Pao leiurus
- Conservation status: Least Concern (IUCN 3.1)

Scientific classification
- Kingdom: Animalia
- Phylum: Chordata
- Class: Actinopterygii
- Order: Tetraodontiformes
- Family: Tetraodontidae
- Genus: Pao
- Species: P. leiurus
- Binomial name: Pao leiurus (Bleeker, 1850)
- Synonyms: Tetraodon leiurus Bleeker, 1850; Monotrete leiurus (Bleeker, 1850);

= Pao leiurus =

- Authority: (Bleeker, 1850)
- Conservation status: LC
- Synonyms: Tetraodon leiurus Bleeker, 1850, Monotrete leiurus (Bleeker, 1850)

Species of fish

Pao leiurus is a species of pufferfish found in Southeast Asia from Thailand to Indonesia and in particular the Mekong basin. It is occasionally imported into the aquarium trade but is reported to be aggressive and snappish.

==Characteristics==
P. leiurus, which grows to around 16 cm, can be identified by dirty brown, brownish grey or gray markings on the upper part of the body which is poorly separated from markings on the lower body which tends to be dirty off-white, yellowish or pale grey with dusky mottling or spots. P. leiurus also typically display occelated spots which may be red, green or blue.

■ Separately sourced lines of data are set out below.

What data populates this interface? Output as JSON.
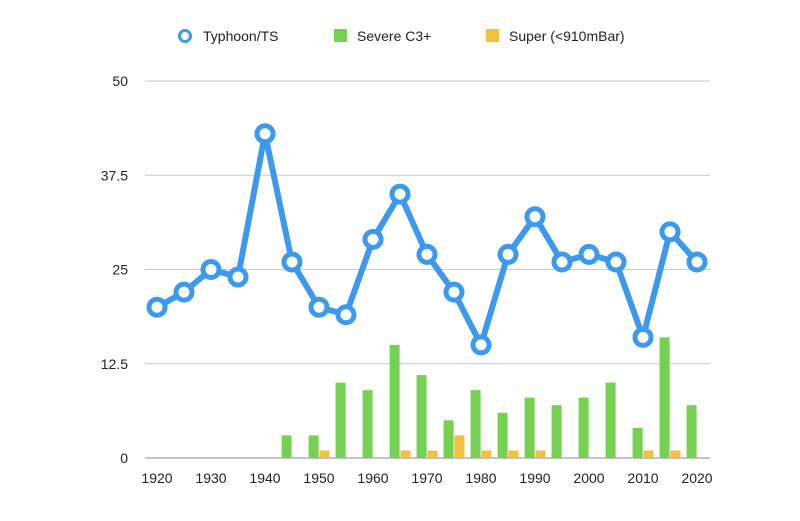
{
  "chart_data": {
    "type": "bar",
    "legend_position": "top",
    "grid": true,
    "ylim": [
      0,
      50
    ],
    "yticks": [
      "0",
      "12.5",
      "25",
      "37.5",
      "50"
    ],
    "xticks": [
      "1920",
      "1930",
      "1940",
      "1950",
      "1960",
      "1970",
      "1980",
      "1990",
      "2000",
      "2010",
      "2020"
    ],
    "series": [
      {
        "name": "Typhoon/TS",
        "kind": "line",
        "color": "#3d99ee",
        "x": [
          1920,
          1925,
          1930,
          1935,
          1940,
          1945,
          1950,
          1955,
          1960,
          1965,
          1970,
          1975,
          1980,
          1985,
          1990,
          1995,
          2000,
          2005,
          2010,
          2015,
          2020
        ],
        "values": [
          20,
          22,
          25,
          24,
          43,
          26,
          20,
          19,
          29,
          35,
          27,
          22,
          15,
          27,
          32,
          26,
          27,
          26,
          16,
          30,
          26
        ]
      },
      {
        "name": "Severe C3+",
        "kind": "bar",
        "color": "#76d152",
        "x": [
          1944,
          1949,
          1954,
          1959,
          1964,
          1969,
          1974,
          1979,
          1984,
          1989,
          1994,
          1999,
          2004,
          2009,
          2014,
          2019
        ],
        "values": [
          3,
          3,
          10,
          9,
          15,
          11,
          5,
          9,
          6,
          8,
          7,
          8,
          10,
          4,
          16,
          7
        ]
      },
      {
        "name": "Super (<910mBar)",
        "kind": "bar",
        "color": "#f2bf3f",
        "x": [
          1951,
          1966,
          1971,
          1976,
          1981,
          1986,
          1991,
          2011,
          2016
        ],
        "values": [
          1,
          1,
          1,
          3,
          1,
          1,
          1,
          1,
          1
        ]
      }
    ]
  }
}
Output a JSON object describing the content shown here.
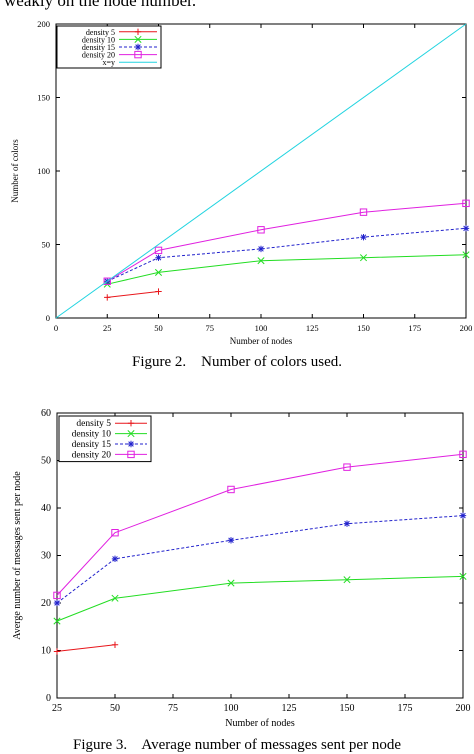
{
  "page_top_text": "weakly on the node number.",
  "captions": [
    "Figure 2.    Number of colors used.",
    "Figure 3.    Average number of messages sent per node"
  ],
  "chart_data": [
    {
      "type": "line",
      "xlabel": "Number of nodes",
      "ylabel": "Number of colors",
      "xlim": [
        0,
        200
      ],
      "ylim": [
        0,
        200
      ],
      "xticks": [
        0,
        25,
        50,
        75,
        100,
        125,
        150,
        175,
        200
      ],
      "yticks": [
        0,
        50,
        100,
        150,
        200
      ],
      "legend_position": "top-left",
      "series": [
        {
          "name": "density 5",
          "color": "#e8161b",
          "marker": "plus",
          "dash": "solid",
          "x": [
            25,
            50
          ],
          "y": [
            14,
            18
          ]
        },
        {
          "name": "density 10",
          "color": "#22dd22",
          "marker": "x",
          "dash": "solid",
          "x": [
            25,
            50,
            100,
            150,
            200
          ],
          "y": [
            23,
            31,
            39,
            41,
            43
          ]
        },
        {
          "name": "density 15",
          "color": "#2222cc",
          "marker": "star",
          "dash": "dashed",
          "x": [
            25,
            50,
            100,
            150,
            200
          ],
          "y": [
            25,
            41,
            47,
            55,
            61
          ]
        },
        {
          "name": "density 20",
          "color": "#e020e0",
          "marker": "square",
          "dash": "solid",
          "x": [
            25,
            50,
            100,
            150,
            200
          ],
          "y": [
            25,
            46,
            60,
            72,
            78
          ]
        },
        {
          "name": "x=y",
          "color": "#22d4e0",
          "marker": "none",
          "dash": "solid",
          "x": [
            0,
            200
          ],
          "y": [
            0,
            200
          ]
        }
      ]
    },
    {
      "type": "line",
      "xlabel": "Number of nodes",
      "ylabel": "Averge number of messages sent per node",
      "xlim": [
        25,
        200
      ],
      "ylim": [
        0,
        60
      ],
      "xticks": [
        25,
        50,
        75,
        100,
        125,
        150,
        175,
        200
      ],
      "yticks": [
        0,
        10,
        20,
        30,
        40,
        50,
        60
      ],
      "legend_position": "top-left",
      "series": [
        {
          "name": "density 5",
          "color": "#e8161b",
          "marker": "plus",
          "dash": "solid",
          "x": [
            25,
            50
          ],
          "y": [
            9.8,
            11.2
          ]
        },
        {
          "name": "density 10",
          "color": "#22dd22",
          "marker": "x",
          "dash": "solid",
          "x": [
            25,
            50,
            100,
            150,
            200
          ],
          "y": [
            16.2,
            21.0,
            24.2,
            24.9,
            25.6
          ]
        },
        {
          "name": "density 15",
          "color": "#2222cc",
          "marker": "star",
          "dash": "dashed",
          "x": [
            25,
            50,
            100,
            150,
            200
          ],
          "y": [
            20.0,
            29.3,
            33.2,
            36.7,
            38.4
          ]
        },
        {
          "name": "density 20",
          "color": "#e020e0",
          "marker": "square",
          "dash": "solid",
          "x": [
            25,
            50,
            100,
            150,
            200
          ],
          "y": [
            21.6,
            34.8,
            43.9,
            48.6,
            51.3
          ]
        }
      ]
    }
  ]
}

P. leiurus are typically found in tropical freshwater or brackish water, with temperatures ranging between 24 °C and 28 °C, including streams and rivers in upland and lowland areas, flowing and standing water habitats, swamps, and reservoirs.

Like most Tetraodontidae, P. leiurus is a molluscivore and feeds on molluscs, crustaceans, and other invertebrates.